Today, a movie such as “Too Cool for Christmas” wouldn’t have gained nearly as much attention as it did in 2004. Even a Christmas movie, a genre which severely lacks LGBTQ representation in part because of its “family-friendly content,” would not have turned heads in today’s world where even cartoons like “Clarence or Adventure Time,” treat LGBTQ relationships quite casually.

As Irwin reminded readers in the Buzzfeed article, he point of the movie, was to help normalize relationships that most people watching wouldn’t regularly be exposed to. The world was a different place in 2004 for gay people. Representation at the time was primarily from television shows like Buffy or Friends, where queer characters had plot lines revolving around queer relationships.

That’s why shows like “Clarence” and “The Loud House,” are important today.

“Clarence,” an animated children’s show, features a secondary character who has two mothers. The show never makes any attempt to draw specific attention to the fact that they are a lesbian couple and they are portrayed as your average concerned parents looking after their son.

“The Loud House” is the same way. A secondary character has two fathers, and no characters ever give them a second glance because of it. Representation like that helps normalize queer relationships in a subtle way.

Children who see two men walking and holding hands are less likely to think of that as “strange” if they have seen it before in their favorite shows.

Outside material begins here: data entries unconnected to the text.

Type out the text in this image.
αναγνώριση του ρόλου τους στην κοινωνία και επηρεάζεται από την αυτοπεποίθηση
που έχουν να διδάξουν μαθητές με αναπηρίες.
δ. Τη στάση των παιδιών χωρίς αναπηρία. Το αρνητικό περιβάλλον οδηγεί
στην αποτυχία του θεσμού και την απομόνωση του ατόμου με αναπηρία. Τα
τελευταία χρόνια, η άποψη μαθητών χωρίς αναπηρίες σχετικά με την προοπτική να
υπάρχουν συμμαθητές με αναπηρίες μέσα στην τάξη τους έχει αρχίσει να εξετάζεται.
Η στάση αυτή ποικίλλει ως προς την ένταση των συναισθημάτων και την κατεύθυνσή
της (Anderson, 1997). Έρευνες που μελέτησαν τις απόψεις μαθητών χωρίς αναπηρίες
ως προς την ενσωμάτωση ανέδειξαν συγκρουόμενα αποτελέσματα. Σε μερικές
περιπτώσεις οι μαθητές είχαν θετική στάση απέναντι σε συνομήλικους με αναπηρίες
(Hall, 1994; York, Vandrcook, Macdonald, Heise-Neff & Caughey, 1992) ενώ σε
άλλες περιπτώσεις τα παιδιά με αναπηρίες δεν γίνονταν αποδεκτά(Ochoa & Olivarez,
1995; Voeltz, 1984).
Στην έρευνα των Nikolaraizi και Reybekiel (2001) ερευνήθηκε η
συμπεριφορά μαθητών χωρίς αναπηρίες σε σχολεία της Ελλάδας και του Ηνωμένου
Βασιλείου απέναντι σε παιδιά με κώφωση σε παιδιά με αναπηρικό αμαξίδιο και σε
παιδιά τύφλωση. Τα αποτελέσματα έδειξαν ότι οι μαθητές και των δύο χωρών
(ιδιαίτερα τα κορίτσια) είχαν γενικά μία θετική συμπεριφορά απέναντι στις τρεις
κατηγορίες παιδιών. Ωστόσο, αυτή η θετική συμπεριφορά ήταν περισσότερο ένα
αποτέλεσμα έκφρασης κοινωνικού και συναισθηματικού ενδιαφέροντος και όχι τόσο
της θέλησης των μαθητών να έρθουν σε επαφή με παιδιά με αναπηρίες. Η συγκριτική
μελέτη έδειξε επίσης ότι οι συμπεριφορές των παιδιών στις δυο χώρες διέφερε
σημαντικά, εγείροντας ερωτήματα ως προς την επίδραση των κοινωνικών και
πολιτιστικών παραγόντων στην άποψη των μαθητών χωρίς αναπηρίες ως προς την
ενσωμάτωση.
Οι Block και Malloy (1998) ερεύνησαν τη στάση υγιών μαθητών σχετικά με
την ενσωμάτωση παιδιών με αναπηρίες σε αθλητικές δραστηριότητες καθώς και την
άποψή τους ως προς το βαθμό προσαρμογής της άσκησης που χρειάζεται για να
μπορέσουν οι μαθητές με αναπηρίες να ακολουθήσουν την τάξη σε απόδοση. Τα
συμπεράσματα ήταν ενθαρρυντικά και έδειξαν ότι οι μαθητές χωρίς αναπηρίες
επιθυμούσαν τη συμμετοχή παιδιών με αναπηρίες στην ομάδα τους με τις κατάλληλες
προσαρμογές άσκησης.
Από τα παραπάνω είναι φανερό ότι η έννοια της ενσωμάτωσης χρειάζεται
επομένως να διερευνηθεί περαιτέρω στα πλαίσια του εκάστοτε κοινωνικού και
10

It’s good to see stories of hard coming-outs or daily struggles of being LGBTQ in the movies because daily struggles do exist, and that helps queer people feel less alone in their hardship. But oftentimes it can be even more polarizing since most straight people can’t relate to uniquely LGBTQ issues.

It can lead, even unconsciously, to unhelpful thoughts that gay people are different. When it comes to relatability and normalization, movies like “Too Cool for Christmas” are the way to go. It’s unfortunate that it isn’t being used that way.

When I searched for “Too Cool for Christmas,” most of the links I found were to the straight version, “A Very Cool Christmas,” which was available on three streaming networks and several websites.

The only place I could find “Too Cool for Christmas” was on HereTV’s website, and that was only watchable after I purchased an eight-dollar monthly subscription. It was a shame to see a movie that could help normalize queer relationships only available in a place were only queer people and dedicated allies would be able to find it.

So, things have changed, absolutely. “Love Simon,” a cheesy teenage rom-com about a boy searching for his male secret admirer, was a popular hit with mainstream audiences in a way that Oscar contenders like “Carol” and “Moonlight” weren’t before it.

Simon, the titular character, struggles not only with his coming out but also with whether his admirer will actually like him if they ever met, a struggle that teens of every orientation can relate to.

“Booksmart” follows in that vein, featuring a lesbian’s romantic crush on the last day of high school.

Compared to the drama that Irwin faced 15 years ago when making his movie, with 10 minutes of screen time for gay parents, progress has definitely been made.

We’re getting better, but more needs to be done to help make the next generation even more tolerant than this one. Glass half full or empty? That’s up to you.